Naoki Takizawa

When Naoki Takizawa opened his own design studio in Tokyo in 2006 at the age of forty-six, he already had a long, celebrated career behind him as the right hand and chief designer of Japanese fashion creator Issey Miyake. Like his mentor, Naoki Takizawa sets great store by innovative fabrics and unusual materials, which he develops into poetic creations. His very first own ready-to-wear collection, shown in New York in 2007, was greeted with great enthusiasm in the press. Whereas other fashion firms were causing a stir with suggestions of pornography, Naoki Takizawa sent ethereal creatures out on the catwalk showing a lot of skin without baring it. His romantic sexiness is totally devoid of any kind of vulgarity, putting the mystery of female charms back on the agenda. According to Takizawa, he has strong, independent women in mind – “women who can impose their style even on a simple pair of trousers or a blouse.” In this, he is like his former mentor, Miyake, who stresses that he is responsible for only 80% of the effect of his look, the remaining 20% being left to the wearer.

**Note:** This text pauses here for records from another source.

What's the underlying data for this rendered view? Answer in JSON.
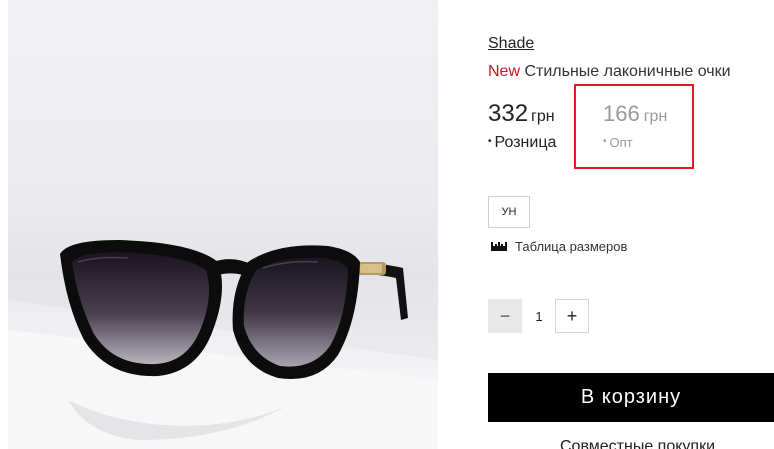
{
  "product": {
    "brand": "Shade",
    "badge": "New",
    "title": "Стильные лаконичные очки",
    "image_alt_icon": "sunglasses-photo"
  },
  "prices": {
    "retail": {
      "value": "332",
      "currency": "грн",
      "label": "Розница"
    },
    "wholesale": {
      "value": "166",
      "currency": "грн",
      "label": "Опт"
    },
    "bullet": "•"
  },
  "sizes": {
    "options": [
      "УН"
    ],
    "size_table_label": "Таблица размеров",
    "size_table_icon": "ruler-icon"
  },
  "quantity": {
    "minus": "−",
    "value": "1",
    "plus": "+"
  },
  "actions": {
    "cart_label": "В корзину",
    "joint_purchase_label": "Совместные покупки"
  },
  "colors": {
    "badge_red": "#d0141c",
    "highlight_red": "#e01b23",
    "button_black": "#000000",
    "muted_gray": "#9a9a9a"
  }
}
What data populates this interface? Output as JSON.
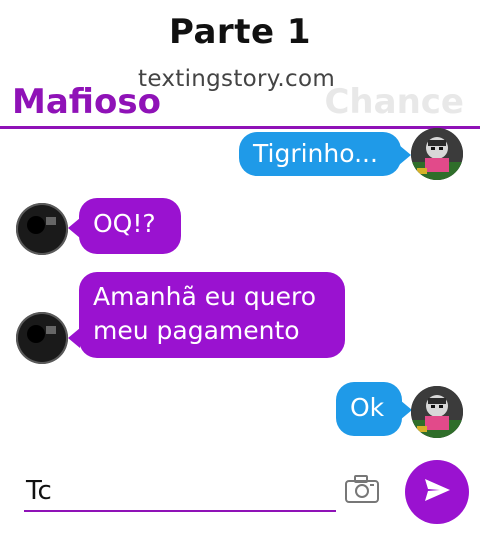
{
  "header": {
    "title": "Parte 1",
    "watermark": "textingstory.com",
    "contact_left": "Mafioso",
    "contact_right": "Chance"
  },
  "messages": [
    {
      "side": "right",
      "text": "Tigrinho..."
    },
    {
      "side": "left",
      "text": "OQ!?"
    },
    {
      "side": "left",
      "text": "Amanhã eu quero meu pagamento"
    },
    {
      "side": "right",
      "text": "Ok"
    }
  ],
  "composer": {
    "value": "Tc"
  },
  "colors": {
    "accent_purple": "#9a12d0",
    "bubble_blue": "#1f9ae8"
  },
  "icons": {
    "camera": "camera-icon",
    "send": "send-icon"
  }
}
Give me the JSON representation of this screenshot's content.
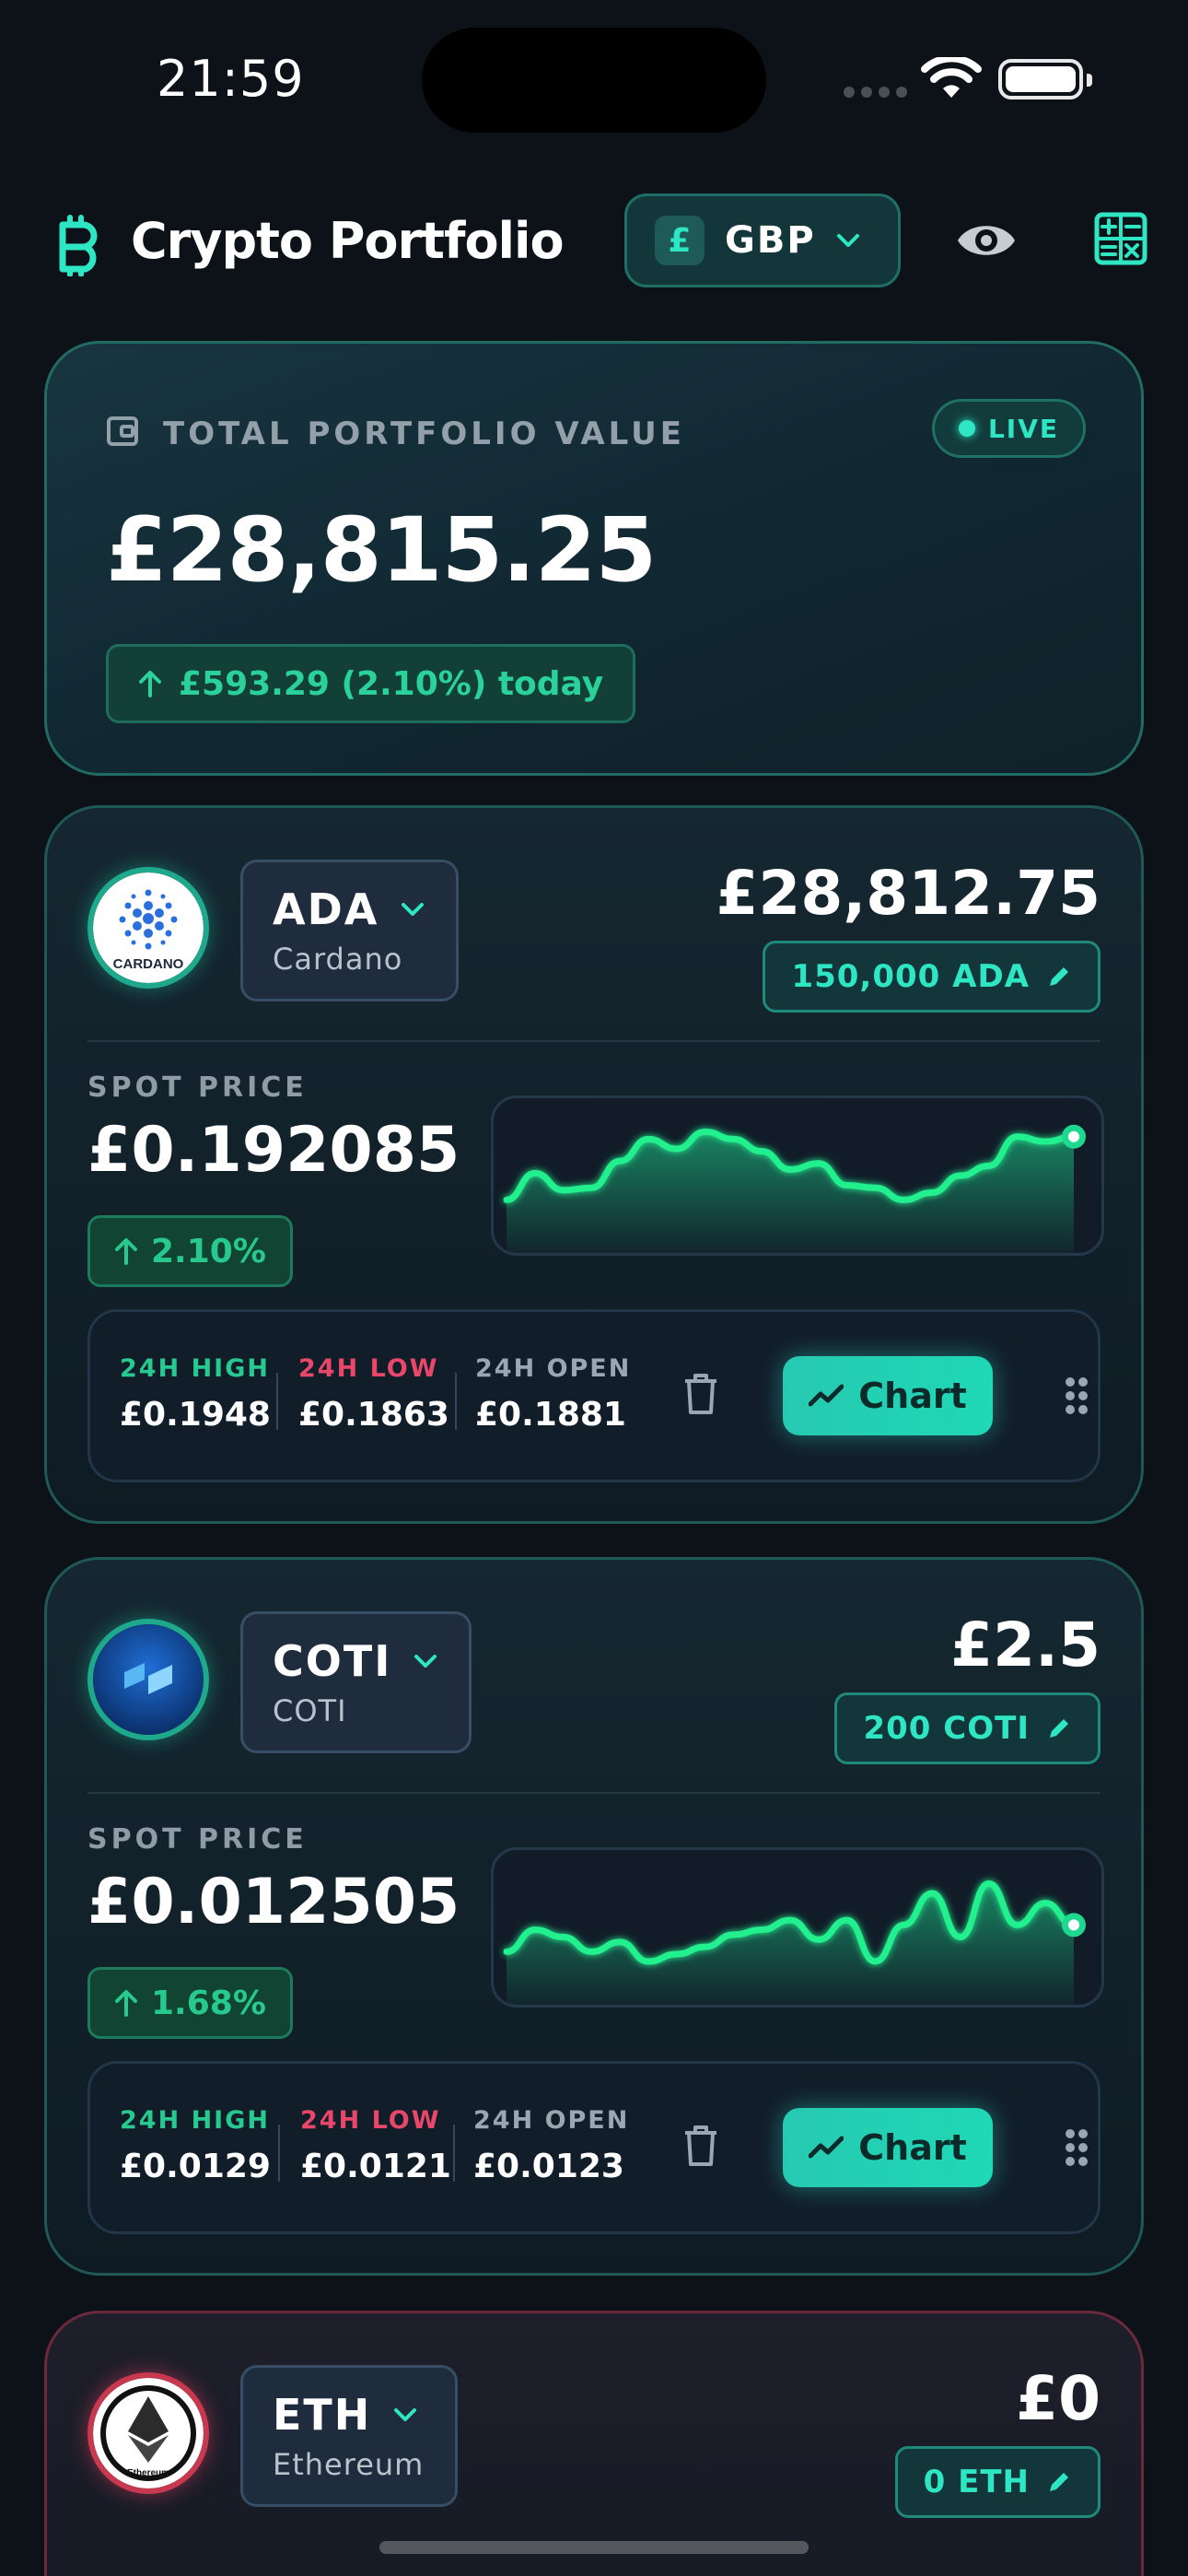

Naoki Takizawa was born in Tokyo in 1960. A year after graduating from the Kuwasawa Design School in 1981, he got his first job at Issey Miyake. From 1993, he was responsible for the men’s line of Issey Miyake, and from 1999 he became chief designer for the whole Issey Miyake collection. Besides the brand’s collection, he has energetically been collaborating with creators and artists such as Daido Moriyama, Yoshitomo Nara, Takashi Murakami et al. In 1999 Takizawa received The New York Dance and Performance Award for the costume design of William Forsythe’s Frankfurt Ballet. He also designed the interior curtain of the Musée du quai Branly, for which he received the French honour of “Chevalier des arts et des lettres” in 2007. Naoki Takizawa’s great tailoring skills are never an end in themselves. They are driven by a deep belief in everyday serviceability and wearability. After he established his studio his realm of creation extended to uniforms, such as the clothes for working staff at a rehabilitation centre, museums, and restaurants.